Samedi soir n’a donc, comme prévu, pas dérogé à la règle. Rond-point Baobab, Doujani, mais surtout Tsoundzou, marqué par le pillage acharné du Somaco, ont ainsi été le théâtre d’affrontements menés par des centaines de jeunes. Une présence massive d’émeutiers qui n’aura cependant pas fait reculer les quelques trois escadrons de gendarmes mobilisés pour l’opération, assistés par des policiers privés pour certains de leur jour de repos. “Nous avons fait face”, martèle l’un d’eux, non moins choqué par les évènements qui lui rappellent ceux auxquels il a pu assister sur l’île en 2011. “Nous avons répondu, mais ça n’a pas plus”, ajoute-t-il. Il faut dire que les forces de l’ordre, avec quelque 400 grenades tirées, ont eu la main lourde dans la riposte. Tenir le terrain, à tout prix, l’ordre était clair et le directeur de la police nationale sur le territoire en a fait les frais. Une pierre est venue le blesser à la jambe ce qui lui a valu un aller pour les urgences afin de se faire recoudre.
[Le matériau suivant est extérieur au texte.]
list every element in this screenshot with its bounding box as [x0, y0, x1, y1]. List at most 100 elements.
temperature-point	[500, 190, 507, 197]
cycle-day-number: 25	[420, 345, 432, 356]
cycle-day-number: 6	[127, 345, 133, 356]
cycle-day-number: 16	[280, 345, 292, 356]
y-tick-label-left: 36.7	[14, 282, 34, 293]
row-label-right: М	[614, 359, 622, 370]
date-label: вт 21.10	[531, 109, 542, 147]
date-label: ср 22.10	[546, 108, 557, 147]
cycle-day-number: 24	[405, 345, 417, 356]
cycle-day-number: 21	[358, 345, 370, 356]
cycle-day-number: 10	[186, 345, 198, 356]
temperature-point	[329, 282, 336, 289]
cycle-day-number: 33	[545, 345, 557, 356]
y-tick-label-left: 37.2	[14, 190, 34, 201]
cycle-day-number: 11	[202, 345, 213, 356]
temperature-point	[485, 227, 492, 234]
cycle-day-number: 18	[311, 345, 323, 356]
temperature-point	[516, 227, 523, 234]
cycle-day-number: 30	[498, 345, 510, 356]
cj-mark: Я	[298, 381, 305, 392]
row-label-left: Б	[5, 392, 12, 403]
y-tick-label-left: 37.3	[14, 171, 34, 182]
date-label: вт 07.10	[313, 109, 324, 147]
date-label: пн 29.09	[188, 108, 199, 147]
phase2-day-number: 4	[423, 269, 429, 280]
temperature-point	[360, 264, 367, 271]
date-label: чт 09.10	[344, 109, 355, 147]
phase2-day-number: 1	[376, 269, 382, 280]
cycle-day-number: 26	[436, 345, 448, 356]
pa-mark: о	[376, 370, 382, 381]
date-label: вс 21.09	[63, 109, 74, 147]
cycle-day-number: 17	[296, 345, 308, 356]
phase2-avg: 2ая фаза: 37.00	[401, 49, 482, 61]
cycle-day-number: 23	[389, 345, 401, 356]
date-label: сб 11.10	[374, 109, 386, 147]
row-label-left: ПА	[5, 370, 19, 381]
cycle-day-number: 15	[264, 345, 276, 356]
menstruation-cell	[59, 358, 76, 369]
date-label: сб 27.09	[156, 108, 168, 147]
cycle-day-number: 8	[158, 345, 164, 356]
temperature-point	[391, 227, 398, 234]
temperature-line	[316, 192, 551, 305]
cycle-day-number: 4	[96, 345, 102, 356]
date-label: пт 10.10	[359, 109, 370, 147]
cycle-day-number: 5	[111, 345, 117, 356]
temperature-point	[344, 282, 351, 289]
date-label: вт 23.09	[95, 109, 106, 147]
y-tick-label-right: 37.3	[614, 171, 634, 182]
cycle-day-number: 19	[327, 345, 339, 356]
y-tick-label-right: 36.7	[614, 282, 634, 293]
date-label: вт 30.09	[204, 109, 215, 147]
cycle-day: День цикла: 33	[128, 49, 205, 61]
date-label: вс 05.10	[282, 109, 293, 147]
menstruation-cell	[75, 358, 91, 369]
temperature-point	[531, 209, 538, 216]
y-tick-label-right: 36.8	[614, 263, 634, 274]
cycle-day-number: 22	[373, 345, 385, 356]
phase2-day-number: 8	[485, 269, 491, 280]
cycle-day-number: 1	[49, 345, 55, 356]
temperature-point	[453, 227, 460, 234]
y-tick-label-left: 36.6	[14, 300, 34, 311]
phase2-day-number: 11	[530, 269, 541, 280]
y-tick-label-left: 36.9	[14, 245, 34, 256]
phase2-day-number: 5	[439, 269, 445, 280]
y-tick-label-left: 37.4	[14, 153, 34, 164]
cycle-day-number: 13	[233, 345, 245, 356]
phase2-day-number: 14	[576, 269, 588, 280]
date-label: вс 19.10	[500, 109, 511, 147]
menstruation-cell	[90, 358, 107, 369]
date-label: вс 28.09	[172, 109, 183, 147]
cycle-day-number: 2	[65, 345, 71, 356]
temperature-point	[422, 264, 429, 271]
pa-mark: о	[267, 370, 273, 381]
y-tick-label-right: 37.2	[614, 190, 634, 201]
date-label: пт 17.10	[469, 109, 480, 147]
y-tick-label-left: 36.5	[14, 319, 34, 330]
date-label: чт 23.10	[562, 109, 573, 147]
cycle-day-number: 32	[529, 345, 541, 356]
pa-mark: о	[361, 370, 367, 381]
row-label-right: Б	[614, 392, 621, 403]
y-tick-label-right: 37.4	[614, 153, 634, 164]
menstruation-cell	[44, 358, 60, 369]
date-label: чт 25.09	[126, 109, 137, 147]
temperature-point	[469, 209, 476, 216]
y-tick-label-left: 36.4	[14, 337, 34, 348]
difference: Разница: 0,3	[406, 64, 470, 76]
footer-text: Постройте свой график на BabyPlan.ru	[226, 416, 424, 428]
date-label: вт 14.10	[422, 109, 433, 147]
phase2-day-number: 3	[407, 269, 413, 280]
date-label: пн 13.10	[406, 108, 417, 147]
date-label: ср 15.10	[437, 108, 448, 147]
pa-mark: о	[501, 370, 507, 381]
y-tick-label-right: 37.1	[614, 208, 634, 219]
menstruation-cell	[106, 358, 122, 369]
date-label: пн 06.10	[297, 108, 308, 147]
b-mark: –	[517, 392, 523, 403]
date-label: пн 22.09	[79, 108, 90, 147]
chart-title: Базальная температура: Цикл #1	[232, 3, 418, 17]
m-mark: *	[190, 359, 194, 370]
Neuf gendarmes ont également été légèrement blessés. Dans le camp d’en face, le bilan médical n’est évidemment pas connu, mais une interpellation est à noter. “D’autres doivent suivre, les investigations sont en cours”, assure la police. Devant le magasin saccagé de Tsoundzou, ce dimanche, ils étaient peu à croire que le cycle de violence aurait pris fin avec le pic de la veille. “C’est comme un virus”, marmonnait ainsi Bacar derrière son masque.